We used an Anaconda environment for package management. The Cholec80 dataset was trained on a server with 16 CPUs, 80GB memory, 4 Tesla T4 cards (16G RAM each) and 720GB SSD. CUDA/ Cudnn, Pytorch, Scikit-learn, Tmux, and other relevant libraries were installed. A single GPU was used for training the model and validation.
We divided the 80 videos of the Cholec80 dataset in the following way:
Train dataset: 40 videos (01-40)
Validation dataset: 40 videos (01-40)
Test dataset: 40 videos (41-80)
For each frame processed, we applied several transformations. These include resizing frame to 224x224 pixels, random resized cropping to 224x224 pixel, random horizontal flip and normalization of image.
Open source computer vision (OpenCV) is a Machine Learning and Computer Vision library which finds its applications in most of the modern image applications.
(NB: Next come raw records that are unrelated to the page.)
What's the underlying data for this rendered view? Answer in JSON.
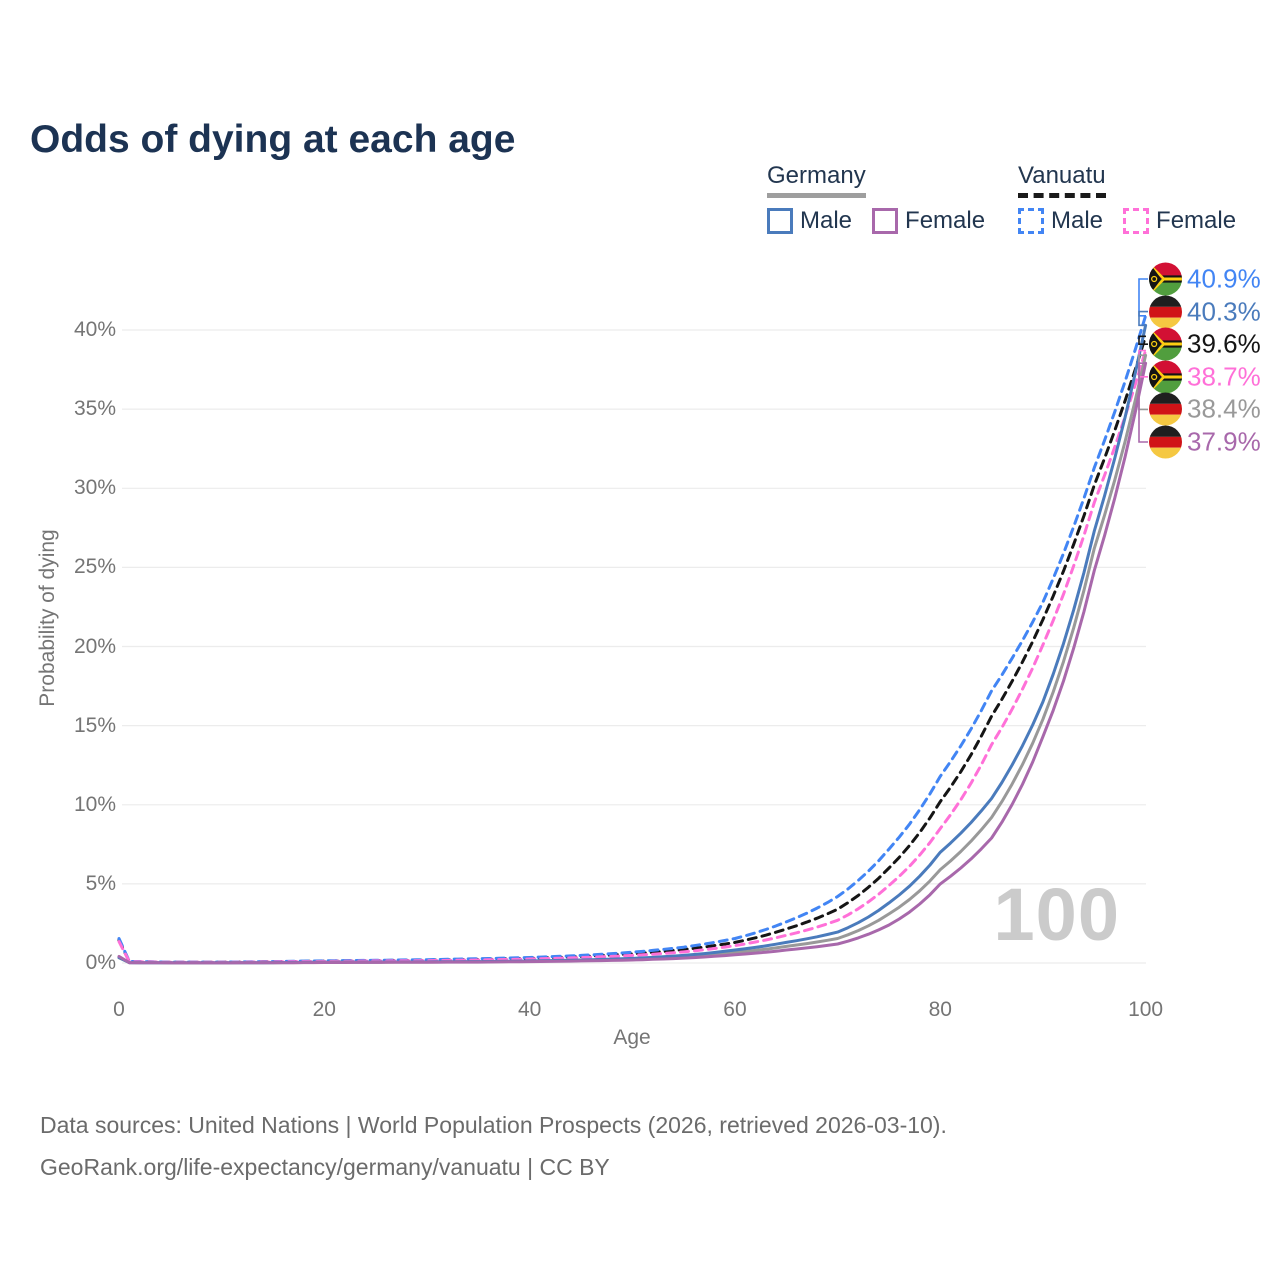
{
  "title": "Odds of dying at each age",
  "legend": {
    "groups": [
      {
        "name": "Germany",
        "underline_style": "solid",
        "underline_color": "#9e9e9e",
        "items": [
          {
            "label": "Male",
            "color": "#4a7bbc",
            "style": "solid"
          },
          {
            "label": "Female",
            "color": "#b777b3",
            "style": "solid"
          }
        ]
      },
      {
        "name": "Vanuatu",
        "underline_style": "dashed",
        "underline_color": "#1a1a1a",
        "items": [
          {
            "label": "Male",
            "color": "#5c9cf5",
            "style": "dashed"
          },
          {
            "label": "Female",
            "color": "#ff85e8",
            "style": "dashed"
          }
        ]
      }
    ]
  },
  "chart_data": {
    "type": "line",
    "title": "Odds of dying at each age",
    "xlabel": "Age",
    "ylabel": "Probability of dying",
    "xlim": [
      0,
      100
    ],
    "ylim_percent": [
      0,
      43
    ],
    "x_ticks": [
      0,
      20,
      40,
      60,
      80,
      100
    ],
    "y_ticks_percent": [
      0,
      5,
      10,
      15,
      20,
      25,
      30,
      35,
      40
    ],
    "y_tick_labels": [
      "0%",
      "5%",
      "10%",
      "15%",
      "20%",
      "25%",
      "30%",
      "35%",
      "40%"
    ],
    "grid": "horizontal",
    "legend_position": "top-right",
    "series": [
      {
        "key": "vanuatu-all",
        "name": "Vanuatu (all)",
        "country": "Vanuatu",
        "color": "#151515",
        "dash": true,
        "points": [
          [
            0,
            1.45
          ],
          [
            1,
            0.09
          ],
          [
            5,
            0.05
          ],
          [
            10,
            0.05
          ],
          [
            15,
            0.08
          ],
          [
            20,
            0.12
          ],
          [
            25,
            0.15
          ],
          [
            30,
            0.18
          ],
          [
            35,
            0.23
          ],
          [
            40,
            0.3
          ],
          [
            45,
            0.41
          ],
          [
            50,
            0.58
          ],
          [
            55,
            0.85
          ],
          [
            60,
            1.3
          ],
          [
            65,
            2.15
          ],
          [
            70,
            3.4
          ],
          [
            75,
            6.0
          ],
          [
            80,
            10.2
          ],
          [
            85,
            15.6
          ],
          [
            90,
            21.7
          ],
          [
            95,
            30.2
          ],
          [
            100,
            39.6
          ]
        ]
      },
      {
        "key": "vanuatu-male",
        "name": "Vanuatu Male",
        "country": "Vanuatu",
        "color": "#4285f4",
        "dash": true,
        "points": [
          [
            0,
            1.55
          ],
          [
            1,
            0.1
          ],
          [
            5,
            0.055
          ],
          [
            10,
            0.055
          ],
          [
            15,
            0.09
          ],
          [
            20,
            0.14
          ],
          [
            25,
            0.17
          ],
          [
            30,
            0.21
          ],
          [
            35,
            0.27
          ],
          [
            40,
            0.35
          ],
          [
            45,
            0.48
          ],
          [
            50,
            0.68
          ],
          [
            55,
            1.0
          ],
          [
            60,
            1.55
          ],
          [
            65,
            2.6
          ],
          [
            70,
            4.2
          ],
          [
            75,
            7.2
          ],
          [
            80,
            11.8
          ],
          [
            85,
            17.2
          ],
          [
            90,
            22.8
          ],
          [
            95,
            31.3
          ],
          [
            100,
            40.9
          ]
        ]
      },
      {
        "key": "vanuatu-female",
        "name": "Vanuatu Female",
        "country": "Vanuatu",
        "color": "#ff70d8",
        "dash": true,
        "points": [
          [
            0,
            1.35
          ],
          [
            1,
            0.085
          ],
          [
            5,
            0.045
          ],
          [
            10,
            0.045
          ],
          [
            15,
            0.07
          ],
          [
            20,
            0.1
          ],
          [
            25,
            0.13
          ],
          [
            30,
            0.15
          ],
          [
            35,
            0.19
          ],
          [
            40,
            0.25
          ],
          [
            45,
            0.34
          ],
          [
            50,
            0.48
          ],
          [
            55,
            0.7
          ],
          [
            60,
            1.1
          ],
          [
            65,
            1.75
          ],
          [
            70,
            2.7
          ],
          [
            75,
            4.9
          ],
          [
            80,
            8.5
          ],
          [
            85,
            13.8
          ],
          [
            90,
            20.1
          ],
          [
            95,
            29.1
          ],
          [
            100,
            38.7
          ]
        ]
      },
      {
        "key": "germany-all",
        "name": "Germany (all)",
        "country": "Germany",
        "color": "#999999",
        "dash": false,
        "points": [
          [
            0,
            0.33
          ],
          [
            1,
            0.023
          ],
          [
            5,
            0.009
          ],
          [
            10,
            0.009
          ],
          [
            15,
            0.02
          ],
          [
            20,
            0.04
          ],
          [
            25,
            0.05
          ],
          [
            30,
            0.06
          ],
          [
            35,
            0.08
          ],
          [
            40,
            0.11
          ],
          [
            45,
            0.16
          ],
          [
            50,
            0.24
          ],
          [
            55,
            0.39
          ],
          [
            60,
            0.66
          ],
          [
            65,
            1.05
          ],
          [
            70,
            1.55
          ],
          [
            75,
            3.1
          ],
          [
            80,
            5.9
          ],
          [
            85,
            9.2
          ],
          [
            90,
            15.4
          ],
          [
            95,
            26.2
          ],
          [
            100,
            38.4
          ]
        ]
      },
      {
        "key": "germany-male",
        "name": "Germany Male",
        "country": "Germany",
        "color": "#4a7bbc",
        "dash": false,
        "points": [
          [
            0,
            0.35
          ],
          [
            1,
            0.025
          ],
          [
            5,
            0.01
          ],
          [
            10,
            0.01
          ],
          [
            15,
            0.025
          ],
          [
            20,
            0.05
          ],
          [
            25,
            0.06
          ],
          [
            30,
            0.07
          ],
          [
            35,
            0.09
          ],
          [
            40,
            0.13
          ],
          [
            45,
            0.19
          ],
          [
            50,
            0.29
          ],
          [
            55,
            0.48
          ],
          [
            60,
            0.82
          ],
          [
            65,
            1.3
          ],
          [
            70,
            1.95
          ],
          [
            75,
            3.8
          ],
          [
            80,
            7.0
          ],
          [
            85,
            10.4
          ],
          [
            90,
            16.5
          ],
          [
            95,
            27.3
          ],
          [
            100,
            40.3
          ]
        ]
      },
      {
        "key": "germany-female",
        "name": "Germany Female",
        "country": "Germany",
        "color": "#a868ab",
        "dash": false,
        "points": [
          [
            0,
            0.42
          ],
          [
            1,
            0.021
          ],
          [
            5,
            0.008
          ],
          [
            10,
            0.008
          ],
          [
            15,
            0.016
          ],
          [
            20,
            0.03
          ],
          [
            25,
            0.04
          ],
          [
            30,
            0.05
          ],
          [
            35,
            0.06
          ],
          [
            40,
            0.09
          ],
          [
            45,
            0.13
          ],
          [
            50,
            0.19
          ],
          [
            55,
            0.31
          ],
          [
            60,
            0.52
          ],
          [
            65,
            0.82
          ],
          [
            70,
            1.2
          ],
          [
            75,
            2.4
          ],
          [
            80,
            5.0
          ],
          [
            85,
            7.9
          ],
          [
            90,
            14.3
          ],
          [
            95,
            24.8
          ],
          [
            100,
            37.9
          ]
        ]
      }
    ],
    "end_labels": [
      {
        "series": "vanuatu-male",
        "text": "40.9%",
        "color": "#4285f4",
        "flag": "vanuatu-flag-icon"
      },
      {
        "series": "germany-male",
        "text": "40.3%",
        "color": "#4a7bbc",
        "flag": "germany-flag-icon"
      },
      {
        "series": "vanuatu-all",
        "text": "39.6%",
        "color": "#151515",
        "flag": "vanuatu-flag-icon"
      },
      {
        "series": "vanuatu-female",
        "text": "38.7%",
        "color": "#ff70d8",
        "flag": "vanuatu-flag-icon"
      },
      {
        "series": "germany-all",
        "text": "38.4%",
        "color": "#999999",
        "flag": "germany-flag-icon"
      },
      {
        "series": "germany-female",
        "text": "37.9%",
        "color": "#a868ab",
        "flag": "germany-flag-icon"
      }
    ]
  },
  "watermark": "100",
  "footer": {
    "line1": "Data sources: United Nations | World Population Prospects (2026, retrieved 2026-03-10).",
    "line2": "GeoRank.org/life-expectancy/germany/vanuatu | CC BY"
  },
  "colors": {
    "title": "#1c3353",
    "legend_text": "#22364f",
    "axis_text": "#757575",
    "gridline": "#ececec",
    "watermark": "#cbcbcb",
    "footer_text": "#6b6b6b"
  },
  "flag_colors": {
    "germany": {
      "black": "#1f1f1f",
      "red": "#d01317",
      "gold": "#f5c842"
    },
    "vanuatu": {
      "red": "#d21034",
      "green": "#519e3e",
      "black": "#141414",
      "yellow": "#fdce12"
    }
  }
}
OpenCV forms a significant part in accelerating Machine learning based Computer Vision projects. The videos from Cholec80 dataset were first captured using the VideoCapture() function from OpenCV library, and then the respective frames were extracted and eventually saved using the imwrite() function. We have performed frame extraction at 1fps where videos are captured at 25fps in the dataset.
The model has been trained using Pytorch.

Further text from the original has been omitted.